Is it possible to teach Business English while working with elementary-pre-intermediate students?
The answer is yes! How to organize it then?
- Everything starts with a course curriculum. Explain to your student that the Business course has to be taught along with the General one. It’s impossible to focus on specific English without general knowledge. So, you have to discuss a range of topics except for job interviews and negotiations. I believe that the best option is to combine lessons (e.g., 1 General and 1 Business per week).
- Use a coursebook adapted for low levels. My colleagues recommend such books as Market Leader, Business Result and Intelligent Business. But as we know, coursebooks aren’t always enough.
- Provide your student with the vocabulary needed. Use Quizlet. Many modules have been already created, but not all of them are suitable for low-level students (using hard words and definitions isn’t the best idea for these levels). You can create your own module using pictures instead of definitions or use a ready one that is quite easy (like this one).
- Watch specific videos. Remember, they should be easy enough to understand.
Here are some of the examples:
Mark&Allie is the easiest one to start from. The story is about colleagues who work for a music company. So you can find videos about meeting colleagues, asking for permission, making suggestions and giving opinions in the playlist.
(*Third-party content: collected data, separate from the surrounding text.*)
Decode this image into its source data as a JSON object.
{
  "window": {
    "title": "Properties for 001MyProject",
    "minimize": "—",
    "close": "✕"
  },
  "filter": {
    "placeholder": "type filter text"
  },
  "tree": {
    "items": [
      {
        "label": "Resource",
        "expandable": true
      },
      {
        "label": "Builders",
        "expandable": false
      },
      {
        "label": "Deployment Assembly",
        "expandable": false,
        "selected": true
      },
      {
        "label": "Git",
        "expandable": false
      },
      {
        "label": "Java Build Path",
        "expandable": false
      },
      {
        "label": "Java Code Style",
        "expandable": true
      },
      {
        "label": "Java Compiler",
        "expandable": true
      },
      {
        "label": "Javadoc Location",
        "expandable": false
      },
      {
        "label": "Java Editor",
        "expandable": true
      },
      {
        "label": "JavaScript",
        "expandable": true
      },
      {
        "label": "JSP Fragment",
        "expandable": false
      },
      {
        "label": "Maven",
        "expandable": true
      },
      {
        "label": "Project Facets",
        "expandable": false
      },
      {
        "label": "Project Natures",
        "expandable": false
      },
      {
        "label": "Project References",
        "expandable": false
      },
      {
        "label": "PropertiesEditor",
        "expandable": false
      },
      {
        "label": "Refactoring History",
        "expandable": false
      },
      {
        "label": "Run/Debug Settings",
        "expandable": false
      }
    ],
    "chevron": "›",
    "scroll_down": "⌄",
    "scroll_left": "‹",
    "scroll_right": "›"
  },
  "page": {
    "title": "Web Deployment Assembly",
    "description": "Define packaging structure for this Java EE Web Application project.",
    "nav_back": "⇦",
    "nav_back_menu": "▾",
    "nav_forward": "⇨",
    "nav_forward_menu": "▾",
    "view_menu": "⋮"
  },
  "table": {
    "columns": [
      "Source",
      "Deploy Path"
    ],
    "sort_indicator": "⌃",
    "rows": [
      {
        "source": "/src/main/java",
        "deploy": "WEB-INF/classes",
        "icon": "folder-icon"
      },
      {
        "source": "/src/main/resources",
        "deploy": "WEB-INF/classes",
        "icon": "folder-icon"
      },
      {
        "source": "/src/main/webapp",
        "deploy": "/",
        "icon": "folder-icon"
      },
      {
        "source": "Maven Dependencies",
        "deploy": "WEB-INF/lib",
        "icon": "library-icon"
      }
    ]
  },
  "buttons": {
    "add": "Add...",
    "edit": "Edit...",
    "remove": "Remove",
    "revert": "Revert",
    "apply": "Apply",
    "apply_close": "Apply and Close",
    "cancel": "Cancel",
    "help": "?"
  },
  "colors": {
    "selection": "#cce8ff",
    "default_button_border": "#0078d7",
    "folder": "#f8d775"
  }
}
Essential Business English short animated videos cover important business cases like making a phone call, a job interview etc.
English at Work BBC are animated series for those who want to feel confident while dealing with business cases.
5. Keep attention to your student’s field. It makes sense whether he works in design or medicine. Although it’s hard to teach difficult terms to low-level learners, there is always a way to personalize your lessons. Try to include professional aspects into their plans. It’s possible even if you teach elementaries. I’ve taught an interior designer once. So I used to find some pictures (installations, buildings) every single lesson, and we discussed them.
It’s also important what nationalities does a student work with (imagine he works with Polish people. Their accent is definitely different from the standard British one). Choose materials based on this information.
6. Talking about cultural things, don’t forget to teach them. Read more about the native countries of your students’ colleagues/clients, their etiquette and traditions and find some interesting texts/visual materials for students.
Here are some of the ideas:
8. Work with cases (click here to read more about the topic). It helps both to improve speaking/writing skills and to think outside the box. It would be even more interesting if you work with a group. Teach your students how to deal inside a team. I’m sure they’ll be grateful.
9. Organize role plays. Try to include gamification as much as possible, students love it. In case you work with low-level learners, simplify typical business roleplays. You may start with something that’s partly connected with business. Let’s take business trips. For example, ask your student to call a reception and order something in room service. Here’s a simple example that may help. When they feel confident enough, you can try harder roleplays. You may find plenty of examples here.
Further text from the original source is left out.